4. What was the inspiration behind the storyline of whiskey from small glasses
I wanted to take the detective out of the urban setting and place him rurally, where crime is often less frequent, however has a wider and more long-lasting effect on the whole community when it does occur. Once DCI Daley was in Kinloch, it was quite easy to weave a web of intrigue around him and his situation. Now that I am nearing the completion of the next ‘Daley’ novel, I hope that I’m on my way to giving every book in the series a slightly different emphasis. The last thing I want is for Kinloch to be another Midsommer, statistically the murder capital of the UK.
5. Did you find it hard to get publisher interest for whiskey from small glasses
As a first-time writer, the apocryphal tales about myriad rejections are at the forefront of one’s mind when it comes to sending out a début MSS. In all honesty, I expected to have to self-publish my first book, in the hope it would attract interest from publishers once it had gained some traction. I was amazed when, only a few weeks after I began the process of finding a publisher, I was signed up by Ringwood.
6. Did you find the experience of writing your first novel an easy task or a quite daunting one
At first, when you try to imagine the enormity of making 100k words into a coherent work of fiction, it appears a most daunting task. However, once I got down to it, I was pleasantly surprised how quickly the word count mounted up, and the story progressed. I think momentum is really important when writing -every little step takes you further along the way.
7. Why did you decide to set your books in rural south west scotland
I based Whisky From Small Glasses in Kintyre, quite simply because it’s where I’m originally from, so I know the area really well. Add to this, the warmth and humour of the people, plus the beauty of the setting, I’m surprised that it has been so long since the peninsula was used as a setting for fiction.
8. Do you think that with the amalgamation in April of the Scottish police force in to one organization could effect your books in the future
The reorganisation of the police in Scotland, has already had an influence on my writing. When I began writing Whisky, it wasn’t obvious what was going to happen, so I had to tread carefully. In my next book, The Death of Remembrance, Police Scotland is a reality, so I’m on firmer ground. Ultimately, I’m sure that this new dynamic will prove a treasure trove of new fictional possibilities for Scottish crime writers.
9. What kind of research did you have to undertake for your books
Thankfully, being an ex-police officer, I had a reasonably firm grip on procedure etc. I have even used elements of crimes I had encountered as the inspiration for parts of the story. So, my main concern is more with the minutia of the novel – what makes it tick, if you like. I hope it’s convincing.
10. Are the characters in your books based on any real life people
Haha, the fifty billion dollar question!
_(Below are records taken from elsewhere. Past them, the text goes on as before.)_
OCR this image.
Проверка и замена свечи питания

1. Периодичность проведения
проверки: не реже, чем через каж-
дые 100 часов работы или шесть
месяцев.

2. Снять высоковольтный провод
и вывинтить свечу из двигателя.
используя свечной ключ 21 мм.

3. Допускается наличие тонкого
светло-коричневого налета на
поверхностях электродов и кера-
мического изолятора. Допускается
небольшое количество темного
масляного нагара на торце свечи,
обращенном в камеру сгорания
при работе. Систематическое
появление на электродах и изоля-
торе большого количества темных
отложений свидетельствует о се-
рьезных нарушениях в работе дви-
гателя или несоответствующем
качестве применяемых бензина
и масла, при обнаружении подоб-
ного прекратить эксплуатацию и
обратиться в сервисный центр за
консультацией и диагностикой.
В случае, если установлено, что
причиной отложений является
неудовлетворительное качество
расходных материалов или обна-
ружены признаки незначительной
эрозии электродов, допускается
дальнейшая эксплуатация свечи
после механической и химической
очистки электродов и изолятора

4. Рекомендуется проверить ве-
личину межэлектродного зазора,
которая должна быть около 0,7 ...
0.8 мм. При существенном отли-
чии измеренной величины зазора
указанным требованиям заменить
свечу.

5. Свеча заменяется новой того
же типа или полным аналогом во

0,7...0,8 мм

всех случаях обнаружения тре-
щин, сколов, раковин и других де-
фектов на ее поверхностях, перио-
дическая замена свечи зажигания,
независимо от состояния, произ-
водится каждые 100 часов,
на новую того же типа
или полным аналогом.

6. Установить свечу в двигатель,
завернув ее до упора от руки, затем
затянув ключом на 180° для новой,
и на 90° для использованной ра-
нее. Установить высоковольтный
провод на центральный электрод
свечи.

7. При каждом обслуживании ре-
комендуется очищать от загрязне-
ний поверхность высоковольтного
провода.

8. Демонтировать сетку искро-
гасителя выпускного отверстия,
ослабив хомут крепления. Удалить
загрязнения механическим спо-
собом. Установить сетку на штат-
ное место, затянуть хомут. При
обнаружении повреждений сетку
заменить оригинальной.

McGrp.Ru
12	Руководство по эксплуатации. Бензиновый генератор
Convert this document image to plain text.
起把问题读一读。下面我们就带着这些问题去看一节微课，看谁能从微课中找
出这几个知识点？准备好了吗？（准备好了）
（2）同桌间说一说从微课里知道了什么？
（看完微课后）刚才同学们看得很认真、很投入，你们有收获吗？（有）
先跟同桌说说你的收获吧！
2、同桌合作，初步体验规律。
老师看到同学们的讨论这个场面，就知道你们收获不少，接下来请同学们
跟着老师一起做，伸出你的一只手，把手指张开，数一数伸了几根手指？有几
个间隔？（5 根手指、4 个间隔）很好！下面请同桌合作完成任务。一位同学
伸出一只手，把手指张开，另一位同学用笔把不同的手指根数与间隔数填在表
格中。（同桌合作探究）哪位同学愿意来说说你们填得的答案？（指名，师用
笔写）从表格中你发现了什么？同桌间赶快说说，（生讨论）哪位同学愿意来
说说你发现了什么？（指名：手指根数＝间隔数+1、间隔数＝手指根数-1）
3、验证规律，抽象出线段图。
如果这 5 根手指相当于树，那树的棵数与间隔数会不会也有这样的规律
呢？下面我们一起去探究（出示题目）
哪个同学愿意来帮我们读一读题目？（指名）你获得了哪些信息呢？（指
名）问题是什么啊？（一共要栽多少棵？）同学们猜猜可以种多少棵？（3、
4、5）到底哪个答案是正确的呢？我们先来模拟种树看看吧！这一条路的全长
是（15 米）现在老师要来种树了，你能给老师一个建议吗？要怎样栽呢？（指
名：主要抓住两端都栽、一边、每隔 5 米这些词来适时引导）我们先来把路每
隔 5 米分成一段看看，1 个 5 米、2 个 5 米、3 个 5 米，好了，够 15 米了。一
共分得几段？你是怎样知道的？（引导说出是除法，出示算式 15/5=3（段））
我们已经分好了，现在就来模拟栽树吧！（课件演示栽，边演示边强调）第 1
As most reader’s will have spotted, Kinloch is a fictional Campbeltown; and, being a small community, speculation has been rife as to who that character, or this, really are. In fact, though I have used aspects of people I have known throughout my life within the characterisation in my books, only one individual in Whisky From Small Glasses, is as they appear in real life, and they know who they are. The rest are composites, part real at times, though mostly imaginary, in the way many write, I presume.
11. Since you have started writing crime novels have any known authors given you any advice
Many people have been kind enough to offer me advice as I’ve struggled away. I keep going back to Angus MacVicar, the late Kintyre author, who gave me such sound advice, as a boy. I think the most important lesson was ‘be yourself, don’t try to copy someone else’ – I hope I’ve managed to do that. Each individual’s method, experience and outlook on life are their own. At the end of the day, it is how advice is assimilated that matters.
12. Do you see any of your characters personality in yourself and vice versa
I often get asked that, and I suppose the only correct answer is all of them, and none of them. My family tell me I have a similar temper to Jim Daley, but I think they’re wrong, as I’m a pussy cat, really. They all come out of my fevered imaginings, so good, or bad, I’m to blame!
13. What do you see for the future of Jim Daley in your books
Like many fictional detectives, my intention is for Jim Daley – and the rest of my main characters, come to that – to have multi-layers. I am a huge fan of some of the latest drama from the USA, especially shows like The Soporanos, or Boardwalk Empire; art should reflect life, and nobody is all good or all bad. Life throws curved balls at us all of the time, so I think it is important that my work reflects the full spectrum of a personality.
14. Where you surprised when the Scots Magazine wanted to interview and review your book
I was flattered to be featured in The Scots Magazine, and to be in receipt of such a good review. I have been contacted by media outlets from all over the world since the publication of Whisky From Small Glasses, and the media, in all of its forms, play a huge role in getting books noticed. I’ve been very fortunate to have appeared in the national press on a number of occasions, as well as TV and radio. Shortly after publication, I was lucky, when Whisky was named ‘Book of the Week’ in The Herald Magazine; that gave me a great launchpad.
15. As a blossoming crime writer do you have words of advice you can share
I always hesitate to offer advice, however, from my meagre experience as a published crime writer, I would say, never give up, is the most important lesson. Remember, not everyone will like your work – if we all liked the same things it would be a very sad, one-dimensional world, indeed, so take criticism with that in mind. My step-daughter, Rachel Margaret Kennedy, is well on the way to finishing her first novel, provisionally entitled I Know You, an atmospheric YA chiller. I’m astonished by how well she writes, so instead of me handing out advice, maybe I should be taking some, if I’m to stay ahead of the game!